A swamp creature speaks out

This is both a plea and a warning to angry reform-minded voters from someone working in Washington, D.C.  Many of you are frustrated and angered at President Trump and the omnibus bill, believing that momentum for improving the system has stalled, and some have declared they will vote for the Democratic Party as a punishment against Trump.  That is your choice, but I ask you to consider some observations from someone who is, however lowly, part of the current federal system.  If you "punish" Trump in the midterms by voting for the very party that wrote the omnibus bill, you will accomplish nothing.

Although disappointed,  I am not completely shocked about Trump and the omnibus bill.  The problem is that the legislative process is designed from the outset to be slow, compromising, and inflexible, with the intent of preventing corruption and abuse of power from gaining a  foothold in the government.  Unfortunately, once that corruption takes hold, the very process designed to impede such corruption will now protect it due to its lumbering statutory procedures.

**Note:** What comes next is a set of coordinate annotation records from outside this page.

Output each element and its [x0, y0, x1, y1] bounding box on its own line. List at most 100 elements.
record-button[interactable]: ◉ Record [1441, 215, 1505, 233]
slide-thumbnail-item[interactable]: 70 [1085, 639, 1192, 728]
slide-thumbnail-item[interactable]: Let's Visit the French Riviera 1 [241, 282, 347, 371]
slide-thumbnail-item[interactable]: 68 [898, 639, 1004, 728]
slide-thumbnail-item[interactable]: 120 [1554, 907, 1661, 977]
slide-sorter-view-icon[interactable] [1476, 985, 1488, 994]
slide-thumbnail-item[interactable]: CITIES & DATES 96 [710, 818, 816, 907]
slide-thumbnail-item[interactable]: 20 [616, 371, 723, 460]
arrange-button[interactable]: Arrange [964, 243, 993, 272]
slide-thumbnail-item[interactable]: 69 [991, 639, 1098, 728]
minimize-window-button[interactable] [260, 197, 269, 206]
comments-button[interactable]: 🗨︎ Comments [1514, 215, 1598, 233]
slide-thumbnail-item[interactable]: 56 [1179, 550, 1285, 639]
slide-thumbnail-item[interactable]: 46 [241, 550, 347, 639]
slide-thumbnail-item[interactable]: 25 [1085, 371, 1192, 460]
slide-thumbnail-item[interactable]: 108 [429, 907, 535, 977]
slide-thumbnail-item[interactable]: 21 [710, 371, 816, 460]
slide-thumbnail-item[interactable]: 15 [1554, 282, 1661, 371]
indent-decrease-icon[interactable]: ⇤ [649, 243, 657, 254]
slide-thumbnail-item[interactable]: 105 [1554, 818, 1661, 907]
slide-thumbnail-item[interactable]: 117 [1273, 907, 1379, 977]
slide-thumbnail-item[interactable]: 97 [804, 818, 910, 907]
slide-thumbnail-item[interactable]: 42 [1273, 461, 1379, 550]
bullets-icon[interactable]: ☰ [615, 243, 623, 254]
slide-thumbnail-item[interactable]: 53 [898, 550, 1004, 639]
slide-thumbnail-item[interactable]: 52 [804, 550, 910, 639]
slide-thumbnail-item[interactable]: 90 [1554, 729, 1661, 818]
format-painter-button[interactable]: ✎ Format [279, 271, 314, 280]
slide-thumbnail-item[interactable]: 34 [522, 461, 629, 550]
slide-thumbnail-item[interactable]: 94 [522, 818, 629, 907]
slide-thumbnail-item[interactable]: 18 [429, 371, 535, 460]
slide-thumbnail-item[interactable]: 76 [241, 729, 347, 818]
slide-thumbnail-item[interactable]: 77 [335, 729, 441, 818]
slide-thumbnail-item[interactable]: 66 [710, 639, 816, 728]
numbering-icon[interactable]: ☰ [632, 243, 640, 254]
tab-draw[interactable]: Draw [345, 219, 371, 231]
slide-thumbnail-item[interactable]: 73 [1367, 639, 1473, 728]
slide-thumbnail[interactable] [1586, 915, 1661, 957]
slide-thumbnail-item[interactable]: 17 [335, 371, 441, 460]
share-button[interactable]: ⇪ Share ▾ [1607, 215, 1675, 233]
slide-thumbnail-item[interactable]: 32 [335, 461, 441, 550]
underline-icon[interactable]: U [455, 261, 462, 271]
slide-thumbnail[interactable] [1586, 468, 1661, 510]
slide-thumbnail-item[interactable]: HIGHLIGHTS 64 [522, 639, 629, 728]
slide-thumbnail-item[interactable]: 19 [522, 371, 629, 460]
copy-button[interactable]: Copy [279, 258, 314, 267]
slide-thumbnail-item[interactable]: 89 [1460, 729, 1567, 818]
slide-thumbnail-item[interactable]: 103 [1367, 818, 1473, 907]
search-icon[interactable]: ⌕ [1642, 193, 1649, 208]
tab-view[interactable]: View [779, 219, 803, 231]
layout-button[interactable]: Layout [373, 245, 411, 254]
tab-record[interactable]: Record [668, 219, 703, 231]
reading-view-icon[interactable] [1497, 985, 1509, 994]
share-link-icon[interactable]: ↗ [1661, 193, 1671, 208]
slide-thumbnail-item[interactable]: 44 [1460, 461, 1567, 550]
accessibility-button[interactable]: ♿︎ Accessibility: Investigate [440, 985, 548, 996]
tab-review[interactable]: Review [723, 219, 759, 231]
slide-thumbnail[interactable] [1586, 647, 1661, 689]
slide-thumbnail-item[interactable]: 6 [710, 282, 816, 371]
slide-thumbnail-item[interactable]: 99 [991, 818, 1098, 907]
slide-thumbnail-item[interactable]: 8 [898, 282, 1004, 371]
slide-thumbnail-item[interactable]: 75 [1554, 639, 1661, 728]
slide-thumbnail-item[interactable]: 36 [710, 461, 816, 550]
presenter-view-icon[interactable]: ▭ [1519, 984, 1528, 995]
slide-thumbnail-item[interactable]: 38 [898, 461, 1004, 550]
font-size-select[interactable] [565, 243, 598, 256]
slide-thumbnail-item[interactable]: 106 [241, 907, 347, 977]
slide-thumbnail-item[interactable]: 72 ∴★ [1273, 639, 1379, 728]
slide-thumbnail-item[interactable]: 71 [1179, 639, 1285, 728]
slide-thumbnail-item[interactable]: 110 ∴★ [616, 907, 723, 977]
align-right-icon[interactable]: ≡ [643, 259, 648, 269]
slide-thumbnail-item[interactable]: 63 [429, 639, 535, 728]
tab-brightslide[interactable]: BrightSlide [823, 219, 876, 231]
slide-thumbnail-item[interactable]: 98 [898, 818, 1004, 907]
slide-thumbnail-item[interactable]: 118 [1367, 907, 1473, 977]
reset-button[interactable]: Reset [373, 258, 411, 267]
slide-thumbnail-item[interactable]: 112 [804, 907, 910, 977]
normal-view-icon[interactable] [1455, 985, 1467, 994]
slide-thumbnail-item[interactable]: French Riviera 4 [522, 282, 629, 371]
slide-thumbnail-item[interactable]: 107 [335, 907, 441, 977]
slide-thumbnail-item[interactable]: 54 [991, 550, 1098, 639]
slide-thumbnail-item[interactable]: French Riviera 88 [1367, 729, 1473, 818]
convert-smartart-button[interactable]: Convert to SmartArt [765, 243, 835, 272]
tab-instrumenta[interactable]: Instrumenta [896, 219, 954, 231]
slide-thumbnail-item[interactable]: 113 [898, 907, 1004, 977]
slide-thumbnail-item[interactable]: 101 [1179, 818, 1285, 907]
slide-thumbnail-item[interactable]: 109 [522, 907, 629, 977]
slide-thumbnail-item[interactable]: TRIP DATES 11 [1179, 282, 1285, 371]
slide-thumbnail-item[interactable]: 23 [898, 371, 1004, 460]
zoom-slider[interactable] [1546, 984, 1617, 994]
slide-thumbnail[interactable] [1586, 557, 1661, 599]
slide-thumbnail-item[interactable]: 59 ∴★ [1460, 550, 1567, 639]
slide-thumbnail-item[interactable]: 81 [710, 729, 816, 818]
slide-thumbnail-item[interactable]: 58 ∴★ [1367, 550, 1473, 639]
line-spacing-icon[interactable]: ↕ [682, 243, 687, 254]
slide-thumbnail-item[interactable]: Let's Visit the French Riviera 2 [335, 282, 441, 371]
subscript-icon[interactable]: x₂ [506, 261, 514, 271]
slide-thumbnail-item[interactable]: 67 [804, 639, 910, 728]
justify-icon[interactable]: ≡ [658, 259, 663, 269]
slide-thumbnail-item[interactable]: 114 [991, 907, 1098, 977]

The presidency is only one branch and cannot legally do most of the necessary structural reforms without statutory changes.  Whether the border wall is part of that statutory requirement is a separate debate.  Congress must want to reform as well, but it doesn't want to reform.  Right now, it is the main nest of vipers poisoning the blood of the federal system; this branch has no incentive to change.  Embedded politicians with large networks of funding, lobbying, and activism that fuel these political machines will not willingly cede power.  Old ways of punishing legislatures will not work.  Sitting out the election or voting for the opposition simply as a protest vote is part of the current system; it only plays into lobbyist and establishment political hands. 

Legislative politicians rely on a big weakness of the voting public that has kept the status quo going for decades.  Most of the voters want to fix the system, but not if it directly affects themselves.  Instead of following the idiom of "Throw the bums out!," many voters embrace "Throw all the bums out except my bum."  Too many politicians survive with buying their constituents federal goodies and then blame all the national problems on their political peers.  All politicians play the same game, and few are held accountable in the next election.  That is why protest votes usually work when the electorate wants to get rid of a specific politician, not a corrupted branch of government exploited by all political parties.  If there is no real effort to change the congressional behavior as a body, no real reforms can happen.

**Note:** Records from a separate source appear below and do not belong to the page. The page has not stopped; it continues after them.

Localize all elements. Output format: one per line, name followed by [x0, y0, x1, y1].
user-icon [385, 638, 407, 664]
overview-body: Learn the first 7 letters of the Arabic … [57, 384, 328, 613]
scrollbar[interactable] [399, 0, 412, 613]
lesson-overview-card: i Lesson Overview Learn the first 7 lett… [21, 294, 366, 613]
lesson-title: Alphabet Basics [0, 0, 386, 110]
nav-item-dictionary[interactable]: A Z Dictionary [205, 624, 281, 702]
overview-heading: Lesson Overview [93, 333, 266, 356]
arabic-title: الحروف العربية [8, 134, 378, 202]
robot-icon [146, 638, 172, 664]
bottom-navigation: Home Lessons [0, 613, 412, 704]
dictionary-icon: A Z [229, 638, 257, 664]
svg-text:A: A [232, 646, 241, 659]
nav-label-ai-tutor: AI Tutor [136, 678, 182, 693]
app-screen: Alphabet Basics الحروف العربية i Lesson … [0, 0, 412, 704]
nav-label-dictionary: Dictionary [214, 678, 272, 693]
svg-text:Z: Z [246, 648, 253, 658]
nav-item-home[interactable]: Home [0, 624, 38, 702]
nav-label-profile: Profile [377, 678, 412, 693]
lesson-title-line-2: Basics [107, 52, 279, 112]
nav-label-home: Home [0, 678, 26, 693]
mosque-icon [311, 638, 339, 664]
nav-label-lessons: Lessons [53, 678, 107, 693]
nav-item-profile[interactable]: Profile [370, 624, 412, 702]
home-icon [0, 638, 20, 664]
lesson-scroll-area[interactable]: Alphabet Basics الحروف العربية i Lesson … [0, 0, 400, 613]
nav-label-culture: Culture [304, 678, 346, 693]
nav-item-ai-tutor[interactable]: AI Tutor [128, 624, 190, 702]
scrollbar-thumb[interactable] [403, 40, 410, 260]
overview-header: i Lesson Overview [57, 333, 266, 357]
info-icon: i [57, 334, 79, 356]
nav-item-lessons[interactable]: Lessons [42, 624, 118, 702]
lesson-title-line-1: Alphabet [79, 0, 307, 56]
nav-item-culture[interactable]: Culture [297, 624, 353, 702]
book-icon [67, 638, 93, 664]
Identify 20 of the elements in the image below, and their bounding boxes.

Punish Trump in 2020 if you want, but you cannot let the disappointment of Trump's actions allow the politicians in Congress avoid accountability!  Politicians in general crave power even at the cost of the greater good, but these politicians will also rationalize that their actions are good.  If a traditional protest vote happens, and the Congress switches parties, the political class will rationalize it, saying Trump's efforts to reform are unpopular and the statist policies are legitimate to pursue.  The current system of lobbyists and special interests are indifferent to the political parties; they have shills in all of them, and the politicians who have been there the longest typically are the ones most corrupted.  So switching one set of puppets with another is hardly productive.

Frankly, yes, getting rid of RINOs, cowards, and charlatans will help, but it is a minor fix, because it relies on the idea that the new politicians will not become corrupted.  Instead, voters must be prepared to bite the bullet and endure some pain by punishing the cowardly legislatures who also provide the constituents' pork barrels.

Some pundits suggest a states convention to put term limits into the Constitution, like the one linked here.  Perhaps later even repealing  the 17th Amendment to bring greater accountability to senators could be another effort.  Whether these efforts succeed or not, "draining the swamp" will happen only when Congress is co-opted away from the current leadership.  Vote your conscience, but think about the consequences of your actions in cold, hard logical terms.

Aaron Hirschi served in the U.S. Army and formerly worked in the Pentagon.  He now works in a nondescript federal building somewhere in Washington, D.C.